At East Petpeswick too a number of ghosts have been seen. “My grandfather and grandmother were roving up the Narrows one handsome moonlight night and they saw a man-o'-war jolly boat. There wasn't a sound. The crew were men-o'-war sailors. The boat kept on up the harbour and then turned in to the shore. They lost sight of them then.” It was supposed they were on their way to their buried hoard.

These stories could go on indefinitely, so let us end our chapter with a final one on this subject from Mr. Enos Hartlan. “Father was coming from Cow Bay one beautiful night and he picked up a collar in the sand at low tide. He was looking at it and he heard a sound, ‘Put it down.' There was nobody in sight. He heard it a second time, and still he just stood there looking. But the third time the voice hollered and the whole earth shook, and that time he put it down in a hurry.”

Chapter FOUR

FORESIGHT AND HINDSIGHT

FORESIGHT

The Forerunner
, as you have read, usually deals with sounds. Foresight, on the other hand, is visual. On the island of Cape Breton it is known as double vision or double sight and people who have the gift are said to be double-sighted. It occurs here mostly among those of Scottish descent although there are isolated instances among other groups. On my field work for the National Museum of Canada in 1956 I visited many descendants of settlers who came originally from the highlands and islands of Scotland, and was amazed to find this strange faculty possessed by so many people. Perhaps the word gift as applied here is inappropriate, for a gift is a pleasurable attribute. This is not, for the vision is usually that of a funeral. Stories, of which there are a surprisingly large number, go like this. I quote from the words of Mr. Hughie Wilson of Glace Bay.

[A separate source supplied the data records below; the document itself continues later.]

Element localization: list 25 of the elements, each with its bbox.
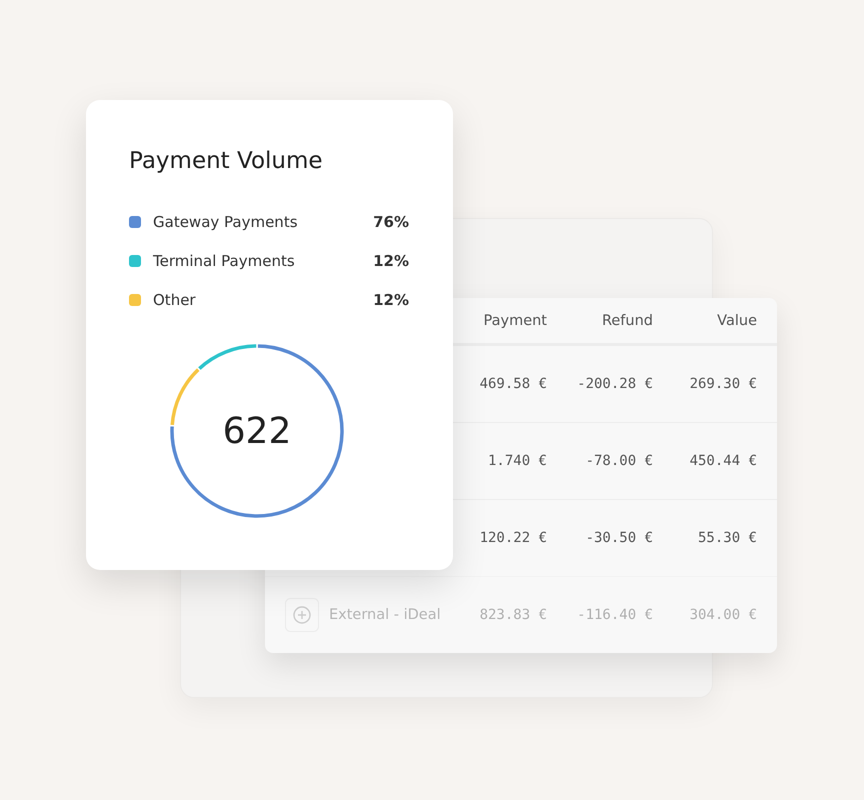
table-cell-text: 469.58 €: [478, 376, 547, 392]
plus-icon[interactable]: [285, 598, 319, 632]
legend-label: Gateway Payments: [153, 212, 299, 230]
legend-percent: 76%: [373, 212, 409, 230]
column-header: Refund: [600, 312, 653, 328]
column-header: Payment: [482, 312, 547, 328]
table-cell-text: 269.30 €: [688, 376, 757, 392]
total-value: 622: [222, 410, 292, 452]
table-cell-text: -78.00 €: [584, 453, 653, 469]
legend-label: Other: [153, 290, 197, 308]
column-header: Value: [716, 312, 757, 328]
table-cell-text: 120.22 €: [478, 530, 547, 546]
legend-percent: 12%: [373, 290, 409, 308]
table-cell-text: 450.44 €: [688, 453, 757, 469]
table-cell-text: 823.83 €: [478, 607, 547, 623]
table-cell-text: 304.00 €: [688, 607, 757, 623]
table-cell-text: -30.50 €: [584, 530, 653, 546]
table-cell-text: 1.740 €: [486, 453, 547, 469]
card-title: Payment Volume: [129, 148, 324, 174]
table-cell-text: -116.40 €: [576, 607, 653, 623]
table-cell-text: 55.30 €: [696, 530, 757, 546]
legend-percent: 12%: [373, 252, 409, 270]
legend-label: Terminal Payments: [153, 252, 296, 270]
table-cell-text: -200.28 €: [576, 376, 653, 392]
table-cell: External - iDeal: [329, 607, 441, 623]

“There was a woman in Mira who could see a funeral ahead of time, even sometimes before the person had been taken sick, and she would know whose funeral it was. When it happened she would be walking along the road and would be pushed to one side by the crowd following the hearse. The experience would exhaust her because not only could she feel the passing procession, but also she could tell who were the people in it.”

Another woman at Round Island had this same faculty and could describe the clothes the people would be wearing. Mr. Angus A. MacDonald of Loch Lomond, Mr. Peter McKeigan, Mr. Donald McPherson, Mr. Peter Morrison, and Mr. John MacDonald of Marion Bridge have all reported being pushed off to the side of the road by a passing funeral and some like Capt. Simon Lewis of Edwardsville, could distinguish the people in the carriages and tell where the horses would be placed for colour, John's horse being grey and Peter's brown. Similar stories have come from Big Bras d'Or, St. Ann's, Boularderie, and Glace Bay; in fact from all over the island. In most of these cases everybody might feel what was passing, but only one could see it. That one would tell the others to step to one side as he did himself and, at the same time, he would bow his head and raise his hat in respect.